Republican National Committee Chairman Reince Priebus, calling questions about President Barack Obama’s citizenship “a big distraction,” said his party’s presidential candidates are dropping it.

“I’ve said from the very beginning that I think it’s a big distraction,” Priebus said on “Political Capital With Al Hunt,” airing on Bloomberg Television this weekend.

Texas Governor Rick Perry was “badgered” by interviewers to raise the issue, Priebus suggested.

Perry told Parade magazine last week that “I don’t have any idea” whether Obama’s U.S. birth certificate is authentic. After calling it “a distractive issue,” he appeared on CNBC Oct. 25 and said “it’s a good issue to keep alive.”

A day later, he told the St. Petersburg Times he wasn’t “expressing doubts” about where Obama was born and “was just having some fun” with real estate developer Donald Trump, who had questioned the president’s citizenship.

Obama released his long-form birth certificate in April showing his birthplace, Honolulu, Hawaii. “We do not have time for this kind of silliness,” Obama said at the time.

Perry was “badgered about 20 times on the question,” Priebus said. “That was the result of a serious peppering.”

Anti-Washington Mood

Democrats will pay a price for the public’s anti-Washington mood, the Republican chairman said, predicting that his party’s presidential nominee will win the White House and the party will capture the Senate and hold the House.

“The Democrats are going to suffer because there’s an identifiable head,” he said. “If the president gets beaten, he will drag down the rest of the Democratic Party.”

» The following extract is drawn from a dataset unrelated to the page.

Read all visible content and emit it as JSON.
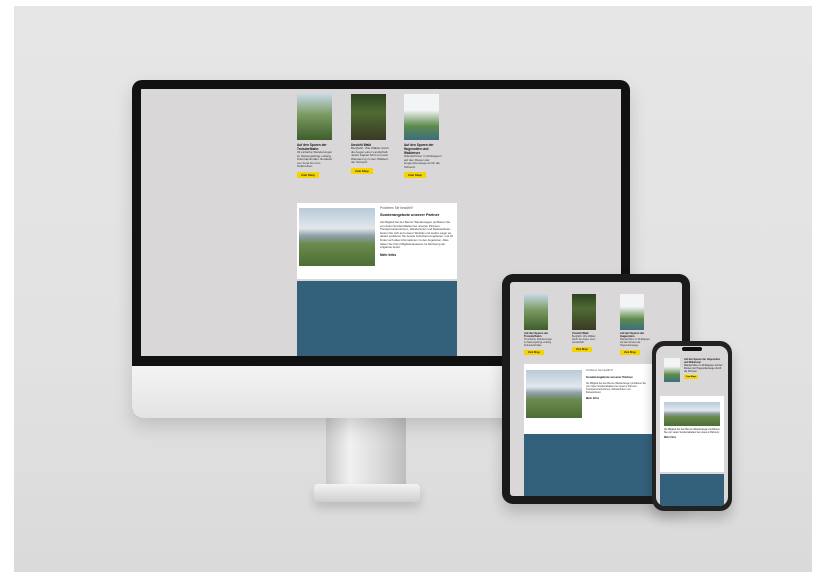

Unlike President Harry Truman in 1948, Obama won’t have success campaigning against a “do-nothing Congress,” Priebus said, because of the state of the American economy. The U.S. unemployment rate averaged 3.8 percent in 1948; so far this year, joblessness has averaged 9 percent.

“The economy is continuing to climb into the ditch,” Priebus said. “This president has a real problem. He’s in love with the sound of his own voice and can’t follow through on his promises.”

Priebus also played down the impact of public dissatisfaction with his party, with a Bloomberg National Poll showing 53 percent of respondents holding a negative view of the Republican Party.

Jobs Deadlock

Obama’s job-creation proposals have met with Republican opposition on Capitol Hill. Senate Republicans prevented the president’s $447 billion jobs plan from reaching the floor for a vote Oct. 11. Republican lawmakers almost unanimously opposed Obama’s $825 billion stimulus package in 2009, which the Congressional Budget Office said at its peak increased the number of employed Americans by 1.4 million to 3.6 million.

As befits a party chairman, Priebus remained neutral about his party’s presidential candidates.

Priebus said he had no problem with Perry’s intentions of skipping some debates, saying “having 50 more debates in two months is a little unreasonable.”

He said Herman Cain, a former chief executive of Godfather’s Pizza, has experience as a successful businessman and is“making a lot of sense on the campaign trail.”

Housing Problem

As for former Massachusetts Governor Mitt Romney’s comments to the Las Vegas Review-Journal that the U.S. should let the home mortgage foreclosure process “run its course and hit the bottom,” Priebus said taxpayer money shouldn’t be used for bailouts. He said Obama “hasn’t done anything about this problem for three years.”

“The idea that big government in Washington, D.C., should pick winners and losers and be into the finance game that private companies should be involved in is a losing strategy,” Priebus said.

Even as political action committees that can collect unlimited donations are on the increase, Priebus said the political parties will play a major role in the 2012 election.

“The parties still do something that no one else can do, and that’s put the army on the ground,” the chairman said. “Both of these national parties are going to raise record amounts and the activism is going to be through the roof.”